Classe tous risques
d. Claude Sautet (1960)
The Criterion Collection
Today The Criterion Collection is releasing a 4K edition of Claude Sautet’s 1960 gangster noir Classe tous risqes, and it is beautiful! It never fails to amaze me to see an old black-and-white film in ultra-high definition: the full range from luminous whites to deep blacks, with a rich spectrum of grays in between. This is a film that deserves this treatment. The screen captures below are from the Blu-ray, which also looks amazing, but just know the 4K looks even better.
I was also delighted by the supplemental material on this disc. I know, I usually save that discussion for the end of my review, but this film has such an interesting history that it’s worth bringing in here as part of the setup. It is based on a novel by the French author José Giovanni, whose work also served as the basis for films by Jacques Becker (Le trou, one of my favorites) and Jean-Pierre Melville (Le deuxième souffle).
Giovanni was not a man to be admired. He collaborated with the Nazis during the occupation and was later convicted of a triple homicide committed in 1946. And yet, his firsthand knowledge of the criminal underground and his skill as a writer have led to some fascinating and insightful films (I have not read the books). He appears in one of the supplements, reflecting on his time on death row before his sentence was commuted. It was there that he met the man who would become the inspiration for Classe tous risques.
Also fascinating is learning more about the director, Claude Sautet. He had spent years working as an assistant director before making this film, and that experience is evident throughout. He also appears in one of the supplements, where he explains his desire to let the physicality of the film speak for itself. The result is a film with relatively little dialogue that drops us directly into the action, asking us to find our footing through the language of cinema itself.
So let’s get to the setup. Well before the opening scene of the film, Abel Davos (Lino Ventura) was a formidable and successful gangster in Paris. Before he met his wife and started a filmy, he committed crimes for which he is still awaiting the consequences. He’s been running for years, which is made all the more difficult since he now has a family he truly loves. For nearly a decade he has lived in relative safety in Milan, though back in France he has been tried in absentia and sentenced to death. But even that safety in Milan is beginning to slip. Sensing that the Italian authorities are closing in, he decides it’s time to take his wife and two young sons back to Paris, trusting that he can rely on old friends he helped in their own troubled moments.
The film begins in the middle of this flight, and in its first twenty minutes, marked by very little dialogue, it follows Davos as he makes his way from Milan back to France with his family, aided by a loyal friend.

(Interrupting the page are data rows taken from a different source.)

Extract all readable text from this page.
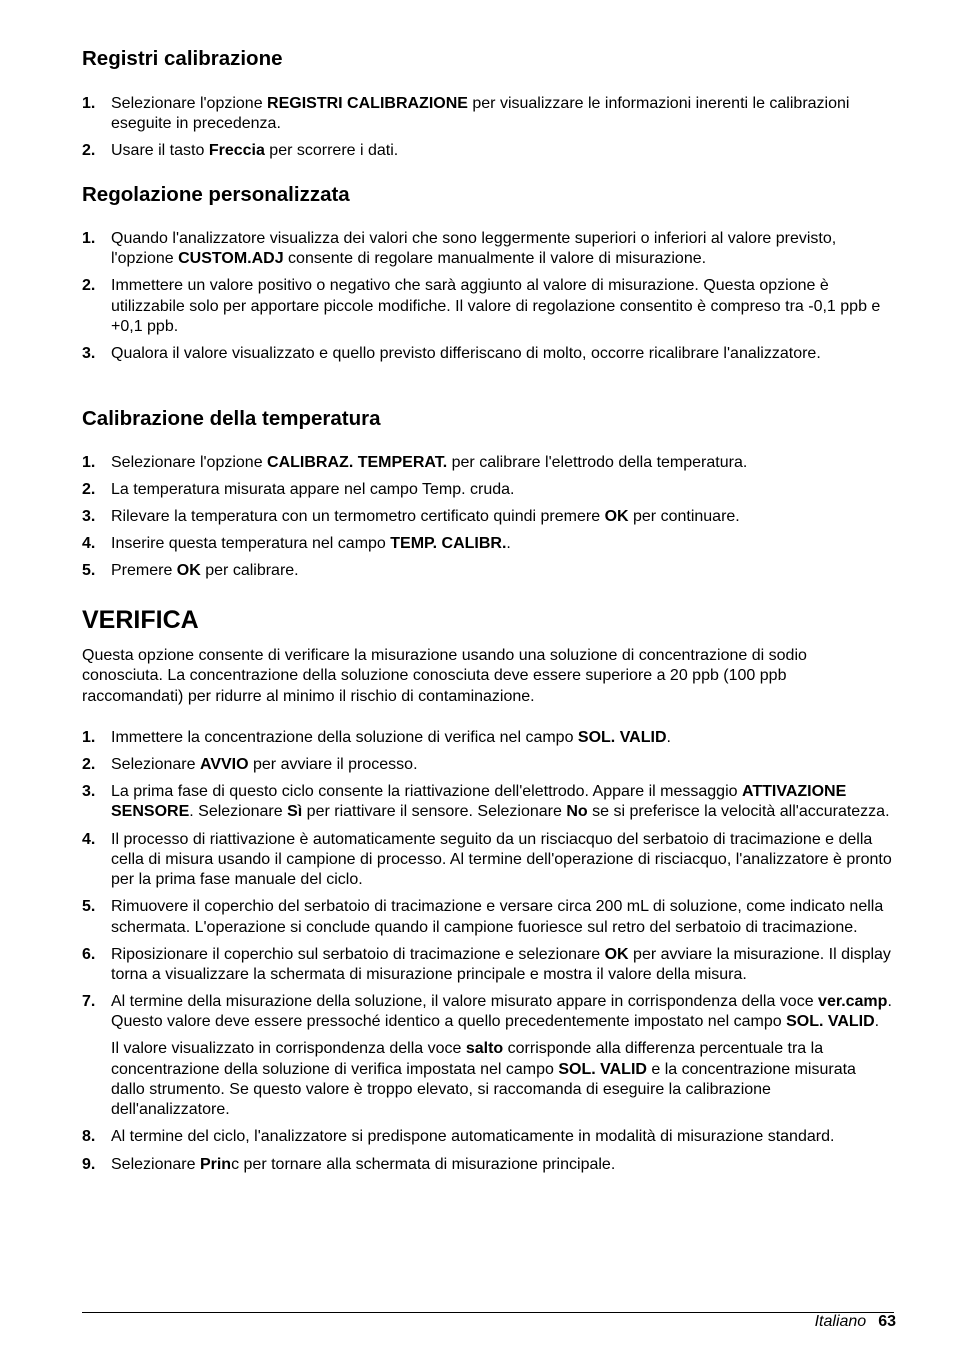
Registri calibrazione
1. Selezionare l'opzione REGISTRI CALIBRAZIONE per visualizzare le informazioni inerenti le calibrazioni eseguite in precedenza.

2. Usare il tasto Freccia per scorrere i dati.

Regolazione personalizzata
1. Quando l'analizzatore visualizza dei valori che sono leggermente superiori o inferiori al valore previsto, l'opzione CUSTOM.ADJ consente di regolare manualmente il valore di misurazione.

2. Immettere un valore positivo o negativo che sarà aggiunto al valore di misurazione. Questa opzione è utilizzabile solo per apportare piccole modifiche. Il valore di regolazione consentito è compreso tra -0,1 ppb e +0,1 ppb.

3. Qualora il valore visualizzato e quello previsto differiscano di molto, occorre ricalibrare l'analizzatore.

Calibrazione della temperatura
1. Selezionare l'opzione CALIBRAZ. TEMPERAT. per calibrare l'elettrodo della temperatura.

2. La temperatura misurata appare nel campo Temp. cruda.

3. Rilevare la temperatura con un termometro certificato quindi premere OK per continuare.

4. Inserire questa temperatura nel campo TEMP. CALIBR..

5. Premere OK per calibrare.

VERIFICA

Questa opzione consente di verificare la misurazione usando una soluzione di concentrazione di sodio conosciuta. La concentrazione della soluzione conosciuta deve essere superiore a 20 ppb (100 ppb raccomandati) per ridurre al minimo il rischio di contaminazione.

1. Immettere la concentrazione della soluzione di verifica nel campo SOL. VALID.

2. Selezionare AVVIO per avviare il processo.

3. La prima fase di questo ciclo consente la riattivazione dell'elettrodo. Appare il messaggio ATTIVAZIONE SENSORE. Selezionare Sì per riattivare il sensore. Selezionare No se si preferisce la velocità all'accuratezza.

4. Il processo di riattivazione è automaticamente seguito da un risciacquo del serbatoio di tracimazione e della cella di misura usando il campione di processo. Al termine dell'operazione di risciacquo, l'analizzatore è pronto per la prima fase manuale del ciclo.

5. Rimuovere il coperchio del serbatoio di tracimazione e versare circa 200 mL di soluzione, come indicato nella schermata. L'operazione si conclude quando il campione fuoriesce sul retro del serbatoio di tracimazione.

6. Riposizionare il coperchio sul serbatoio di tracimazione e selezionare OK per avviare la misurazione. Il display torna a visualizzare la schermata di misurazione principale e mostra il valore della misura.

7. Al termine della misurazione della soluzione, il valore misurato appare in corrispondenza della voce ver.camp. Questo valore deve essere pressoché identico a quello precedentemente impostato nel campo SOL. VALID.

Il valore visualizzato in corrispondenza della voce salto corrisponde alla differenza percentuale tra la concentrazione della soluzione di verifica impostata nel campo SOL. VALID e la concentrazione misurata dallo strumento. Se questo valore è troppo elevato, si raccomanda di eseguire la calibrazione dell'analizzatore.

8. Al termine del ciclo, l'analizzatore si predispone automaticamente in modalità di misurazione standard.

9. Selezionare Princ per tornare alla schermata di misurazione principale.

Italiano 63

From the start the flight is tense and violent. Sautet captures it on location in Milan, rendered in that gorgeous black and white. In this moment, the Duomo di Milano rises in the background, anchoring the scene in a real and imposing world.

Again, we as the audience don’t entirely know what’s happening, but we can feel the anxiety, the dread, even as the children play in the background. One of the film’s great strengths is the way it observes those two boys, not fully aware of what is unfolding, still simply being children, yet faintly attuned to the tragedy gathering around them.

As Davos draws closer to Paris, his “friends” grow increasingly uneasy about what his return might mean for their now comfortable lives. He needs help, but rather than risk themselves, they send a young man who has never even met him. This is how we are introduced to the exceptional Jean-Paul Belmondo, playing the charming criminal Éric Stark, dispatched to guide Davos safely into Paris.

Skeptical of his friends’ intentions, Davos nevertheless has little choice but to place his trust in this young man.


It is not an easy road. As Davos flees the police, who always seem just a step behind, he is also trying to secure help from allies who would rather keep their distance. And through it all, Sautet never lets us forget that Davos is tired, wounded, and deeply human, even if he is not, finally, an admirable one.


This was my first time seeing this film, and it has only continued to grow in my estimation as I think back on it. Sautet tells a striking story about a man who has family and friends and yet remains profoundly alone, always on the edge of a precipice. And he captures that isolation not only in moments of violence or flight, but in quiet, passing details, like the way Davos, walking down the street, lowers his gaze toward a child who slips by him, a fleeting reminder of the life he has but still cannot quite hold onto.

Classe tous risques is a brutal, lean, unsentimental film, but one that carries a surprising emotional weight. Sautet never romanticizes Davos’s life, nor does he rush to condemn him; instead, he allows us to sit with the consequences, with the exhaustion, with the small, human moments that flicker in and out as everything closes in. I’m so glad to have finally seen it, and even more glad that it has been given such a beautiful release, one that invites us to look closely at a film that understands, with remarkable clarity, both the cost of a life lived on the run and the quiet ache of what is left behind.